Gelungen ist Moores viertes Soloalbum vor allem deshalb, weil er nicht einfach von laut auf leise drehte, sondern selbst in den stillsten Momenten eine spannungsreiche Dynamik vorherrscht, die sich aus dem Werk seiner Alternative-Pioniere speist.

Mit "Benediction" und "Illuminine" entwirft Moore Liebeslieder, die an der Oberfläche entspannt klingen, ohne langweilig zu werden: Dafür sorgen im Hintergrund leicht schiefe Gitarrentöne und die melodische Violine von Samara Lubelski.

Sein größtes Potential erreicht das von Beck produzierte Album mit jenen Songs, die auch auf einem Sonic Youth-Album vertreten sein könnten: Mit verzerrter Aufnahme mündet etwa "Circulation" in einen mitreißend punkigen Soundrausch.

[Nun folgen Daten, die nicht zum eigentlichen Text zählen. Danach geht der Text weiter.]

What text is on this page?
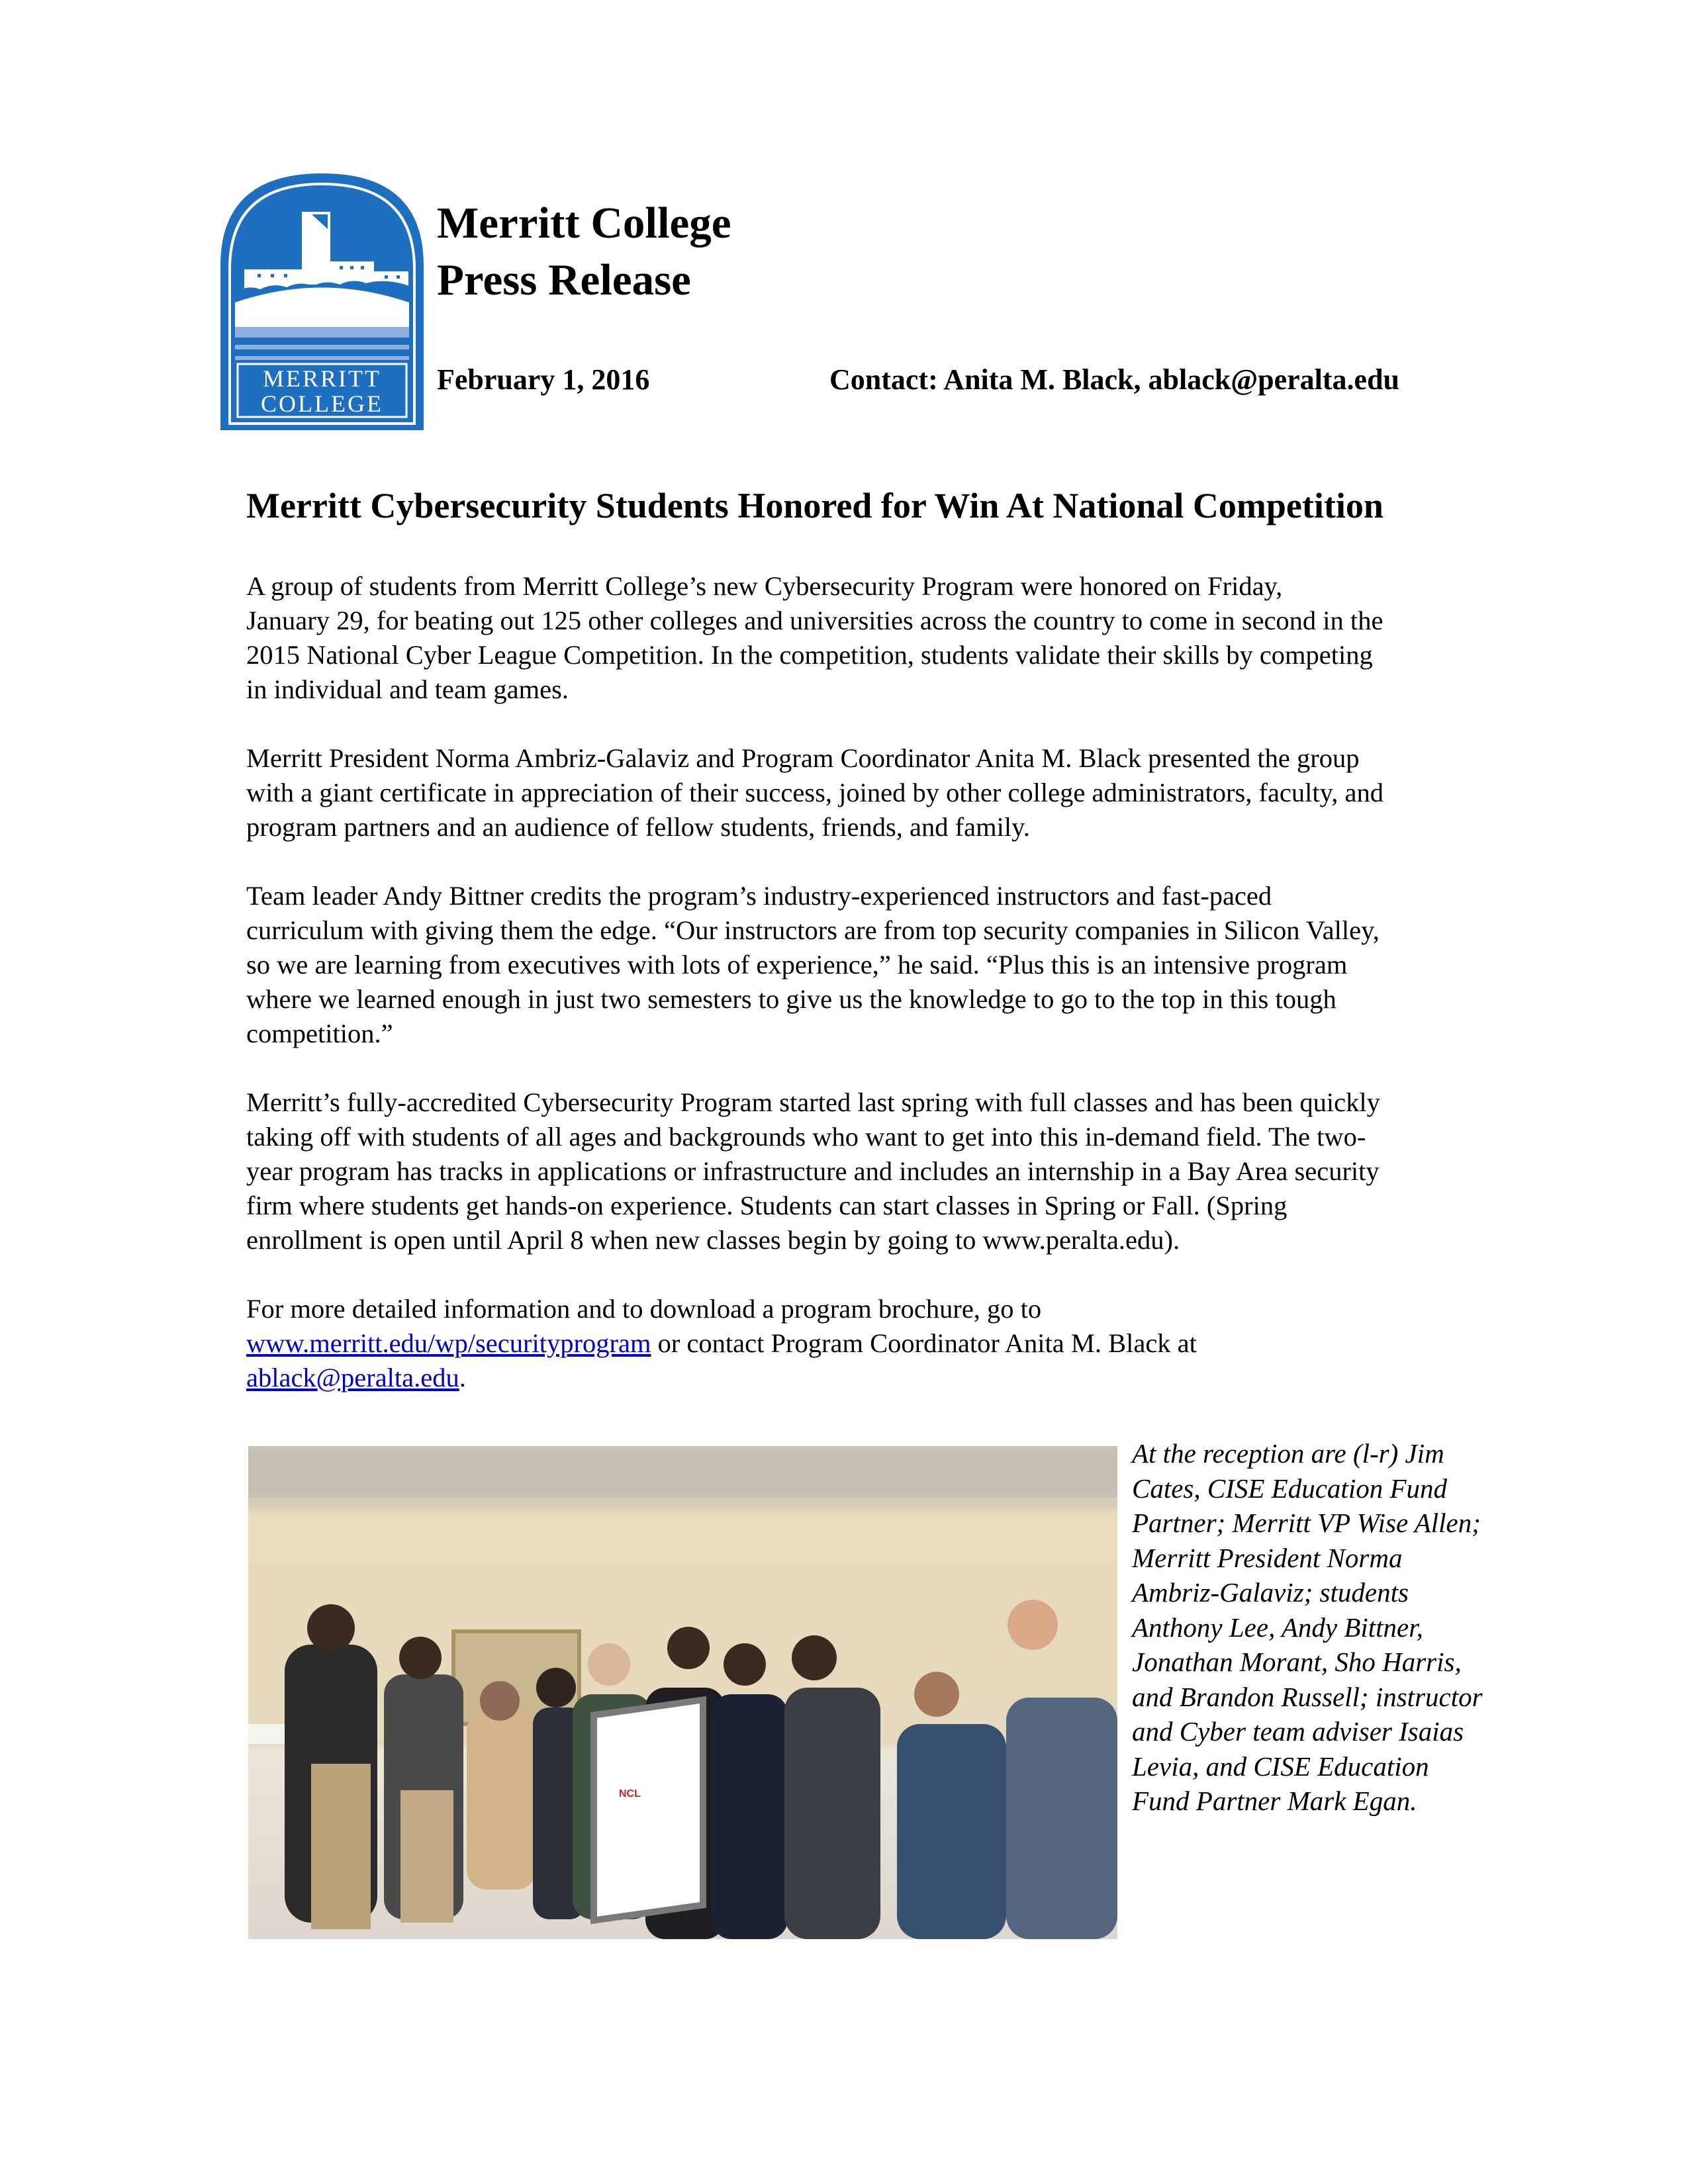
MERRITT
COLLEGE
Merritt College
Press Release
February 1, 2016	Contact: Anita M. Black, ablack@peralta.edu
Merritt Cybersecurity Students Honored for Win At National Competition

A group of students from Merritt College’s new Cybersecurity Program were honored on Friday,

January 29, for beating out 125 other colleges and universities across the country to come in second in the

2015 National Cyber League Competition. In the competition, students validate their skills by competing

in individual and team games.

Merritt President Norma Ambriz-Galaviz and Program Coordinator Anita M. Black presented the group

with a giant certificate in appreciation of their success, joined by other college administrators, faculty, and

program partners and an audience of fellow students, friends, and family.

Team leader Andy Bittner credits the program’s industry-experienced instructors and fast-paced

curriculum with giving them the edge. “Our instructors are from top security companies in Silicon Valley,

so we are learning from executives with lots of experience,” he said. “Plus this is an intensive program

where we learned enough in just two semesters to give us the knowledge to go to the top in this tough

competition.”

Merritt’s fully-accredited Cybersecurity Program started last spring with full classes and has been quickly

taking off with students of all ages and backgrounds who want to get into this in-demand field. The two-

year program has tracks in applications or infrastructure and includes an internship in a Bay Area security

firm where students get hands-on experience. Students can start classes in Spring or Fall. (Spring

enrollment is open until April 8 when new classes begin by going to www.peralta.edu).

For more detailed information and to download a program brochure, go to

www.merritt.edu/wp/securityprogram or contact Program Coordinator Anita M. Black at

ablack@peralta.edu.

NCL

At the reception are (l-r) Jim

Cates, CISE Education Fund

Partner; Merritt VP Wise Allen;

Merritt President Norma

Ambriz-Galaviz; students

Anthony Lee, Andy Bittner,

Jonathan Morant, Sho Harris,

and Brandon Russell; instructor

and Cyber team adviser Isaias

Levia, and CISE Education

Fund Partner Mark Egan.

Eindringlich entfaltet die Platte zur Mitte hin eine Stimmung der Ungewissheit, die an den Soundtrack der Band zum großartigen Slackerfilm "SubUrbia" erinnert. Bei aller Ruhe lauert die Gefahr hinter jeder Ecke. Und das Highlight "Orchard Street" beweist endgültig: Auch Geigen können töten.

"Demolished Thoughts" schärft den Noiserock Sonic Youths sozusagen im akustischen Raum. Das Bild vom Diamanten in der Gosse wird in "Mina Loy" gerade durch ein einsames Pfeifen morbide. "Space" weitet den Klangraum schließlich ins Kosmische, blickt auf die Erde herab und präsentiert mit der Zeile "Hearts get broken everyday" eine ganz eigene Relativitätstheorie.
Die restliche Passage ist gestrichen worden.